Implementation Details
The model utilizes a pre-norm transformer architecture with GeGLU activations and was trained using StableAdamW optimizer with trapezoidal learning rate scheduling. It employs Flash Attention and unpadding techniques for optimal inference performance.
- 28 transformer layers with modern architectural improvements
- Native support for sequences up to 8,192 tokens
- Trained on both text and code data for versatile applications
- Implements efficient attention mechanisms for better performance
Core Capabilities
- Achieves 90.4 on GLUE benchmark, second only to DeBERTa-v3-large
- Superior performance in code retrieval tasks (59.5 on CodeSearchNet)

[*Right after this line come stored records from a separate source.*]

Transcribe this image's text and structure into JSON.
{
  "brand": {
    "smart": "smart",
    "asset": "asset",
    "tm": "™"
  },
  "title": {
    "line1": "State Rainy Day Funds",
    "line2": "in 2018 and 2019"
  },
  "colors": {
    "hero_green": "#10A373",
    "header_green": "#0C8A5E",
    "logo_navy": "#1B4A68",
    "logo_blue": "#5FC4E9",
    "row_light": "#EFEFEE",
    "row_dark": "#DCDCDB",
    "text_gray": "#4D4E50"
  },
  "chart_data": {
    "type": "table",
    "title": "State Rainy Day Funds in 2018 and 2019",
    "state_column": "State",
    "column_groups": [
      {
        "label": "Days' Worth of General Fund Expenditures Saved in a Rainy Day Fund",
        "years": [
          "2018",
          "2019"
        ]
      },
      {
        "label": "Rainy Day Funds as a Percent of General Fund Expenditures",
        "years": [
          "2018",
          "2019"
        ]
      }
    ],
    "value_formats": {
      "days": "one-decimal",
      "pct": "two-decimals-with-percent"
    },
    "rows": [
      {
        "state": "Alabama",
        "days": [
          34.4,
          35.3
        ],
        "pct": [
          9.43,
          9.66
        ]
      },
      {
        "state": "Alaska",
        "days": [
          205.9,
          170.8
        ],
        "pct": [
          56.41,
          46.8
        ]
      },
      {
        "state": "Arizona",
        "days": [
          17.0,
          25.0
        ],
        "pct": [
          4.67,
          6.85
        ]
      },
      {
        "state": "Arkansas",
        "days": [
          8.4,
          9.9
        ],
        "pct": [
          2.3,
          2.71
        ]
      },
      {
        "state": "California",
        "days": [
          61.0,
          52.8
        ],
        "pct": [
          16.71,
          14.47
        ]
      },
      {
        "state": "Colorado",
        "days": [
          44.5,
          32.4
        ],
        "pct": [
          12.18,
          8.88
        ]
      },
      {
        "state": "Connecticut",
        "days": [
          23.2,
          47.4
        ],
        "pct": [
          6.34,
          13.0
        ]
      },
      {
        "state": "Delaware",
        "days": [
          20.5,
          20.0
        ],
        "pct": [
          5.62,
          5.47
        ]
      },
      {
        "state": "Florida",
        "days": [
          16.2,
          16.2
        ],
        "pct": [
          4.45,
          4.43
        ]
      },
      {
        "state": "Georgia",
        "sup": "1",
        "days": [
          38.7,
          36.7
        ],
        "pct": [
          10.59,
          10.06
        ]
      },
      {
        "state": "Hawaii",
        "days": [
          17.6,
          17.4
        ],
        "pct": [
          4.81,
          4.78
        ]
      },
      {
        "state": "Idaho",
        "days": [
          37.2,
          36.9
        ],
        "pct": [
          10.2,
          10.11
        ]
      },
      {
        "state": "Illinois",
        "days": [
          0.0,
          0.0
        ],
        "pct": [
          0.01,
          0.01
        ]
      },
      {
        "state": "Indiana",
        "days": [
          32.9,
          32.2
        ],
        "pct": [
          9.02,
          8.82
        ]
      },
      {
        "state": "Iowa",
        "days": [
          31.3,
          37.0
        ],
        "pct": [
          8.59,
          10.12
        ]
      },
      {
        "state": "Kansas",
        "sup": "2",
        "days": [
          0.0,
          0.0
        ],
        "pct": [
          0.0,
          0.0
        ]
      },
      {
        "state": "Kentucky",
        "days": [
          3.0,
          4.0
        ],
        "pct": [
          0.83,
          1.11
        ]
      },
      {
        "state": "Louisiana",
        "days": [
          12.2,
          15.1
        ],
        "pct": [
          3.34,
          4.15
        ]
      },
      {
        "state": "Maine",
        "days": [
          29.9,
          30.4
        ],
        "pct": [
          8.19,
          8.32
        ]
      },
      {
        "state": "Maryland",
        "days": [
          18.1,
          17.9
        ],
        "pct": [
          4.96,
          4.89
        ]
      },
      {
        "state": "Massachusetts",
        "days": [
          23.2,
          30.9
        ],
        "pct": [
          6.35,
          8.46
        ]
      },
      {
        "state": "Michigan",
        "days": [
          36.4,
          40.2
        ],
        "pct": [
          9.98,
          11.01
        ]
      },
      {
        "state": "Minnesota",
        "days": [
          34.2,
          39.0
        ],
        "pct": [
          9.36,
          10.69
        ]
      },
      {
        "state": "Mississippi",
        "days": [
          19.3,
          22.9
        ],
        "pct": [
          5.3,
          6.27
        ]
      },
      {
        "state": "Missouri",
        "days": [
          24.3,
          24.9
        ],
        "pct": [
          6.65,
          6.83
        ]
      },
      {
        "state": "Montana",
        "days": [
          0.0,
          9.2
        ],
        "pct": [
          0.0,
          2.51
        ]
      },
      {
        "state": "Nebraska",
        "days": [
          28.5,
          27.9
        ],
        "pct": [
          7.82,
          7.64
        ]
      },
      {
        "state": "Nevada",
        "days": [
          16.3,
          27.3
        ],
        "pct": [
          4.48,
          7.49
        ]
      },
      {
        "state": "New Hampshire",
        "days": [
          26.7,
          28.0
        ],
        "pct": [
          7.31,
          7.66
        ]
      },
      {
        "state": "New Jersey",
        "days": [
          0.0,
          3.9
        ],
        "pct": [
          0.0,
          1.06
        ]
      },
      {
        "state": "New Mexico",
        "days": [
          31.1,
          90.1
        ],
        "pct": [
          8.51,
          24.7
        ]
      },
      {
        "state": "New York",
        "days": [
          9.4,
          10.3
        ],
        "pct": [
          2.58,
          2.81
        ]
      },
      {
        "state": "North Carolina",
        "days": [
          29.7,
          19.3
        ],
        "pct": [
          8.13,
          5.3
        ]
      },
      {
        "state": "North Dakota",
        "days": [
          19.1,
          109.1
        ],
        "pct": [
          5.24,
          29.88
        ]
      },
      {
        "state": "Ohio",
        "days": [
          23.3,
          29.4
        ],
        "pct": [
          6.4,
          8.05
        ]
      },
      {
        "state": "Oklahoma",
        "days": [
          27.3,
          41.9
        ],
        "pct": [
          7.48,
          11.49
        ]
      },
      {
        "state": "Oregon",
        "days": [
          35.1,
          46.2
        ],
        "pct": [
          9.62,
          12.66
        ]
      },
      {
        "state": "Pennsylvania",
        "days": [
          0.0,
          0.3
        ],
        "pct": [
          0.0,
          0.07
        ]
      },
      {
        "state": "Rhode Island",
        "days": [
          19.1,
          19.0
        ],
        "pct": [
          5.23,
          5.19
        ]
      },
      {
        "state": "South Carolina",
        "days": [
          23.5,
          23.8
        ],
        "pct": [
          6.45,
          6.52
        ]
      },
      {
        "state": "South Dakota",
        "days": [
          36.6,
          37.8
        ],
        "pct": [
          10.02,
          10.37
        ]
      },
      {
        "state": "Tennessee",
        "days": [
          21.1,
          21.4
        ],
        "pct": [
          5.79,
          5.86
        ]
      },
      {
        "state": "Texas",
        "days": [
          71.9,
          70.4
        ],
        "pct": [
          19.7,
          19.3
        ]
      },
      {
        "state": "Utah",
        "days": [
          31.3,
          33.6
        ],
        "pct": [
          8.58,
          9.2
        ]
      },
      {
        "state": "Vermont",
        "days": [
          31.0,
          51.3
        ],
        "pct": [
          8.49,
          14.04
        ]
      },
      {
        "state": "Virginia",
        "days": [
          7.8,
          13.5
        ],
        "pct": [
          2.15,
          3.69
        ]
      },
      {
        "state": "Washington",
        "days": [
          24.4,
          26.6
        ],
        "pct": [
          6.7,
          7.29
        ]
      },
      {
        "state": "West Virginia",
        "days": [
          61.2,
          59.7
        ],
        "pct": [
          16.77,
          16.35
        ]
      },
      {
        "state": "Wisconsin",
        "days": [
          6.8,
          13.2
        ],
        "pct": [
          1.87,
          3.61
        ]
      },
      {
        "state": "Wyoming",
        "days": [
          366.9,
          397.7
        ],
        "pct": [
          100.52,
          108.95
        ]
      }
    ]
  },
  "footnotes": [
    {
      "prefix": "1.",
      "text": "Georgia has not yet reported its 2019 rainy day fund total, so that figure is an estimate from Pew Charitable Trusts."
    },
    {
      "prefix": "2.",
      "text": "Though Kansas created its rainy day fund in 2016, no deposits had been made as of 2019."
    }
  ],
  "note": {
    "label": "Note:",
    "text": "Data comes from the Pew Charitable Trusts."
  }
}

- Excellent results in long-context retrieval (80.4 on MLDR_OOD)
- Efficient processing of long documents for classification and semantic search
Frequently Asked Questions
Q: What makes this model unique?
ModernBERT-large combines recent architectural innovations with extensive pretraining on diverse data sources, resulting in superior performance across various tasks while maintaining efficient processing of long sequences. Its integration of RoPE and Flash Attention makes it particularly well-suited for modern applications requiring long-context understanding.
Q: What are the recommended use cases?
The model excels in tasks requiring long document processing, including document retrieval, classification, and semantic search. It's particularly effective for hybrid applications involving both code and text, making it ideal for technical documentation search, code retrieval, and general natural language understanding tasks.